The system has to be operated in duplicate. When the first pond becomes full with sludge the effluent is switched to the tandem system. The pond is allowed to dry out and is then scraped clean using mechanical equipment (a loader).

Cost of construction of the concrete tanks is high ( R700,000)

Occupies large areas of land

Consumes large quantities of water and has high evaporation losses

Is very smelly - environmentally unacceptable.

Trade restrictions with overseas export markets

Generates no income


A low-cost geocell developed in South Africa for civil engineering applications can also be manufactured with a thickness of up to 4 metres. This deep honeycomb matrix can serve as an inexpensive core for continuous non-mechanical thickening and mixing systems.

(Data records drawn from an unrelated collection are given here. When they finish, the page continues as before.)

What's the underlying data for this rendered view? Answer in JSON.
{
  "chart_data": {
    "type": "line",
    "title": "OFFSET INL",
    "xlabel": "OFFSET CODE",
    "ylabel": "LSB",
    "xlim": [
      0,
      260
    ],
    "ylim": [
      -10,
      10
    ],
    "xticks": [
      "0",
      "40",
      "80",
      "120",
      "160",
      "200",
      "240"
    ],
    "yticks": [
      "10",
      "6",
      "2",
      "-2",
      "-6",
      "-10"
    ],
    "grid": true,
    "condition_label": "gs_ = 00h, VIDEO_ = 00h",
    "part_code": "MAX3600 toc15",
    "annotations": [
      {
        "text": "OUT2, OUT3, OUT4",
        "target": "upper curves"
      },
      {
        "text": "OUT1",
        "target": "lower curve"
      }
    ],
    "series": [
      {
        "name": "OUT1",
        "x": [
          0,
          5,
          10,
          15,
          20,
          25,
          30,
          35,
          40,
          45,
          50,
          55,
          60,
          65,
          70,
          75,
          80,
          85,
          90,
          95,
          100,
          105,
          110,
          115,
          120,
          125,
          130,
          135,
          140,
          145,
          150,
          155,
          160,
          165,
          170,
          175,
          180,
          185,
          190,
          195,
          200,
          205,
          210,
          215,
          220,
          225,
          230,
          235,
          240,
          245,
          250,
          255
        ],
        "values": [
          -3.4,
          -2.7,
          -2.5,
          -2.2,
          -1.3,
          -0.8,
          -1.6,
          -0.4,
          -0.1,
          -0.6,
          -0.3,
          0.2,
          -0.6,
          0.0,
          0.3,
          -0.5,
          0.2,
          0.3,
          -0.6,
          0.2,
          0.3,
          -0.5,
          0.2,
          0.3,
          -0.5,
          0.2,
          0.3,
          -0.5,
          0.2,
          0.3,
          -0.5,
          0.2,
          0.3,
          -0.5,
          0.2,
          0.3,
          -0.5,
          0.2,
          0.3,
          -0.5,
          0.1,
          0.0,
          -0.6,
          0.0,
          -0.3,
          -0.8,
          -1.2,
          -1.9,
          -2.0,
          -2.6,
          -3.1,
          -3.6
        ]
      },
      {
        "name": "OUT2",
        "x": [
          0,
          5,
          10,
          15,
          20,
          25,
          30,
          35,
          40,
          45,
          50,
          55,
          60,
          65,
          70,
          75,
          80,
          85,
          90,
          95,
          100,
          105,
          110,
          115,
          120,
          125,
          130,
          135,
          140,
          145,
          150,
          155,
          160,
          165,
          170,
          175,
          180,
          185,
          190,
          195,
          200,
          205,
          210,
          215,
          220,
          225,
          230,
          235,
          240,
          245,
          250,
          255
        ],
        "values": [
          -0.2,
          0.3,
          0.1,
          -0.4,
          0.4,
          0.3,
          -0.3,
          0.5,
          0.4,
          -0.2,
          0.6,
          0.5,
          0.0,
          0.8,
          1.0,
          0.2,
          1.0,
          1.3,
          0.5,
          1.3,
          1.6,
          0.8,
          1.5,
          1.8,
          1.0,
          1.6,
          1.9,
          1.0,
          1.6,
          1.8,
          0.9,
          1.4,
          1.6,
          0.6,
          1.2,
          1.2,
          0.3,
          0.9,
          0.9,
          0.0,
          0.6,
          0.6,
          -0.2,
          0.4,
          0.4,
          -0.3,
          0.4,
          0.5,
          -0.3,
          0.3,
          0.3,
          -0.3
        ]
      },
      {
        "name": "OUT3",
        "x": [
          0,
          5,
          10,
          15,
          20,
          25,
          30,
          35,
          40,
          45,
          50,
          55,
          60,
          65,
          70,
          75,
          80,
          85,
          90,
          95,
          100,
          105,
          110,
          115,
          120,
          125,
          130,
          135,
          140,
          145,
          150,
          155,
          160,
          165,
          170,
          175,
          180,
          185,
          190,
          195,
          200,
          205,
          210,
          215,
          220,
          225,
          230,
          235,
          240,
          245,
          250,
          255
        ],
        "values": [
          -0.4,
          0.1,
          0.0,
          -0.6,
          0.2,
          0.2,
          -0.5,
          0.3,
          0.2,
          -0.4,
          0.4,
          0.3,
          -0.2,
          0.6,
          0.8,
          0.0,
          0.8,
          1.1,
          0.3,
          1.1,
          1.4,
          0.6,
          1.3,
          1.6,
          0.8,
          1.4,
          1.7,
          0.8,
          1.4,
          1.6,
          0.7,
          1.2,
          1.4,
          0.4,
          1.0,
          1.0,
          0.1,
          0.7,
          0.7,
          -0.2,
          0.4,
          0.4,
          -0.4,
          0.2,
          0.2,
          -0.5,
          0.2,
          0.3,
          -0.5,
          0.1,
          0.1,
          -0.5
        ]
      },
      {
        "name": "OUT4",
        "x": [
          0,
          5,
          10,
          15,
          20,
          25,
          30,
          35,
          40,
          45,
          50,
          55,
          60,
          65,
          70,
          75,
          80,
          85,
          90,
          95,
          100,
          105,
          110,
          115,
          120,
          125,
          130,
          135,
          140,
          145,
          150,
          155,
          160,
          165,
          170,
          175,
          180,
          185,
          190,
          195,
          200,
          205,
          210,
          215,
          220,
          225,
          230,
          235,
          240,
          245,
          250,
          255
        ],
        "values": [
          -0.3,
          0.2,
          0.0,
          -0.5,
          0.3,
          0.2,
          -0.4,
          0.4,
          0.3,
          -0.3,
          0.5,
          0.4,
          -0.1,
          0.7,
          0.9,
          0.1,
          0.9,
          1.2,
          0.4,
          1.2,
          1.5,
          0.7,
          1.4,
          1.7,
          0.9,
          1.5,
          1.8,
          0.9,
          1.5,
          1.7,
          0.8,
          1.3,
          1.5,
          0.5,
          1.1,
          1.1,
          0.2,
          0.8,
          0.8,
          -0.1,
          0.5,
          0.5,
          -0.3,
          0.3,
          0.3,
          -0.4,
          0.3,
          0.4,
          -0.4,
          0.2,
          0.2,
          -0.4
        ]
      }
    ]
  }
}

Thickening and mixing are well understood but the geocell system introduces some novelties. In particular the flow path is in the vertical plane and not the customary horizontal plane. Qualitative tests have given favourable indications of the efficiency of the system. A full scale pilot plant thickener is incorporated as an essential component of a pilot project to convert 400 m per day of dairy farm waste to electrical power. The pilot methane plant (incorporating the thickener) is currently under construction (January 2000). This is a major project and will serve to quantify the indicative tests.

Should the trial prove that the geocell method is both viable and cost effective then there is a wealth of applications where the technique can be applied in agriculture and industry.